Question

an arrow is shot in air its time of flight is 5 sec and horizontal range is 200m inclination of an arrow with horizontal

Answer 1

Answer:

$\boxed{\mathfrak{Angle \ of \ inclination \ (\theta) = tan^{-1}(\frac{5}{8})}}$

Given:

Time of flight ($\sf T_f$) = 5 sec

Horizontal range (R) = 200 m

To Find:

Angle of inclination ($\sf \theta$) with horizontal

Explanation:

The total time for which projectile remains in flight is called it's time of flight.

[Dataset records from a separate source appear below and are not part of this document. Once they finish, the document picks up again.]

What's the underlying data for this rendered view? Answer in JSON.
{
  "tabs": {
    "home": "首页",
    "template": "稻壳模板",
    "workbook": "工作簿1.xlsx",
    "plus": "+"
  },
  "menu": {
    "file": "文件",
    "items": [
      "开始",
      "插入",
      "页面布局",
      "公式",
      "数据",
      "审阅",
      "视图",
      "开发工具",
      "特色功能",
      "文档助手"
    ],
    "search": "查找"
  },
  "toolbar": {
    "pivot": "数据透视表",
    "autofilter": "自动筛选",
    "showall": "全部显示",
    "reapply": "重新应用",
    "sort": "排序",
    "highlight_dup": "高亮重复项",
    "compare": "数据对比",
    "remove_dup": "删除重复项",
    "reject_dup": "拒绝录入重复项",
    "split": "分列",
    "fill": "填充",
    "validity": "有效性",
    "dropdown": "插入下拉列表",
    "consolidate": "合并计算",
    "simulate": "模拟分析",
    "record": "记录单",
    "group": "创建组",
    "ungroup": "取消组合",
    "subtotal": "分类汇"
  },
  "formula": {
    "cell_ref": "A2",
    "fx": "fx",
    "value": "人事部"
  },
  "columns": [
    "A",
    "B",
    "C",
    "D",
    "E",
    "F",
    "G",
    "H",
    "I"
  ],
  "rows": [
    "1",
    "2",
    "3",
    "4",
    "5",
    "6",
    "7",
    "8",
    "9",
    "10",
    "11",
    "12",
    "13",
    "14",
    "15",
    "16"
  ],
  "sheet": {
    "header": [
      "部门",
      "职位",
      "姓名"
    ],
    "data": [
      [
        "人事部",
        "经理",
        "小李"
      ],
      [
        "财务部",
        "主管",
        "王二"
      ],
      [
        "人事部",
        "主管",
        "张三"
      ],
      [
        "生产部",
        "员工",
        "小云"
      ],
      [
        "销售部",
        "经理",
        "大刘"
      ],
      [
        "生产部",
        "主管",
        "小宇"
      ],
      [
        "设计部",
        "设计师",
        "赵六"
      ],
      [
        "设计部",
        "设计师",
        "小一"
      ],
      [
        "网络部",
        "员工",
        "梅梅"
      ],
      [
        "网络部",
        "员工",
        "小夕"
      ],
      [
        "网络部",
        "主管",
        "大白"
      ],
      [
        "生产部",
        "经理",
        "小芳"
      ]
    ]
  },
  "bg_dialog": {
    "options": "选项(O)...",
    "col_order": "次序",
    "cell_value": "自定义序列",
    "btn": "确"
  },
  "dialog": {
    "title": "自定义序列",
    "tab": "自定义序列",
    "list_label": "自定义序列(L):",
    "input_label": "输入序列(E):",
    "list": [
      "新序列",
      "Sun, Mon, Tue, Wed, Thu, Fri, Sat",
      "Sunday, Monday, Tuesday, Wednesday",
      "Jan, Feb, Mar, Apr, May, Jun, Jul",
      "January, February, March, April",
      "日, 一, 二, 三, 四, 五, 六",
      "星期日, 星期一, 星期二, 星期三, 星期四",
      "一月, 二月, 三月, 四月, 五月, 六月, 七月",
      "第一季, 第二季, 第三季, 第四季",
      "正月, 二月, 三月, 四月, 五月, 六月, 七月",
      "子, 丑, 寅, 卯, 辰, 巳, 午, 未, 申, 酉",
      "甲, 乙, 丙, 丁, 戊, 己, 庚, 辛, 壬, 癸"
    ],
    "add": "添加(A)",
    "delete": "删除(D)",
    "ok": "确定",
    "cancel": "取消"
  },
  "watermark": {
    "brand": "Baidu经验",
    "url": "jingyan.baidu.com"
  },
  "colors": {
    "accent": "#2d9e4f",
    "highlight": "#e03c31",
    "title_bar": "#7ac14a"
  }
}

$\boxed{ \bold{T_f = \frac{2u \: sin \theta}{g} }}$

The maximum horizontal distance travelled by the projectile during its flight is called the horizontal range of the projectile.

$\boxed{ \bold{R = \frac{2 {u}^{2} sin \theta.cos \theta}{g} }}$

In both the equation;

u $\rightarrow$ Initial velocity from ground

$\sf \theta$ $\rightarrow$ Angle of projectile with the horizontal

Dividing equation of time of flight by squaring it with horizontal range we get:

$\sf \implies \frac{T_f ^{2} }{R} = \frac{ (\frac{2u \: sin \theta}{ g} )^{2} }{ \frac{ 2 u ^{2} sin \theta.cos \theta}{g}}\\ \\ \sf \implies \frac{T_f ^{2} }{R} = \frac{ \frac{ 4 \cancel{u ^{2} } \: sin \theta^{ \cancel{2}} }{ g ^{ \cancel{2}} } }{ \frac{ 2 \cancel{u ^{2} } \cancel{sin \theta}.cos \theta}{ \cancel{g}} } \\ \\ \sf \implies \frac{T_f ^{2} }{R} = \frac{2 \: sin \theta}{g cos \theta} \\ \\ \sf \implies \frac{5 ^{2} }{200} = \frac{2tan \theta}{g} \\ \\ \sf \implies tan \theta = \frac{5 ^{2} \times g }{200 \times 2} \\ \\ \sf \implies tan \theta = \frac{25 \times 10}{400} \\ \\ \sf \implies tan \theta = \frac{250}{400} \\ \\ \sf \implies tan \theta = \frac{5}{8} \\ \\ \sf \implies \theta = {tan}^{ - 1} ( \frac{5}{8} )$

$\therefore$

Angle of inclination ($\sf \theta$) with horizontal = $\sf tan^{-1}(\frac{5}{8})$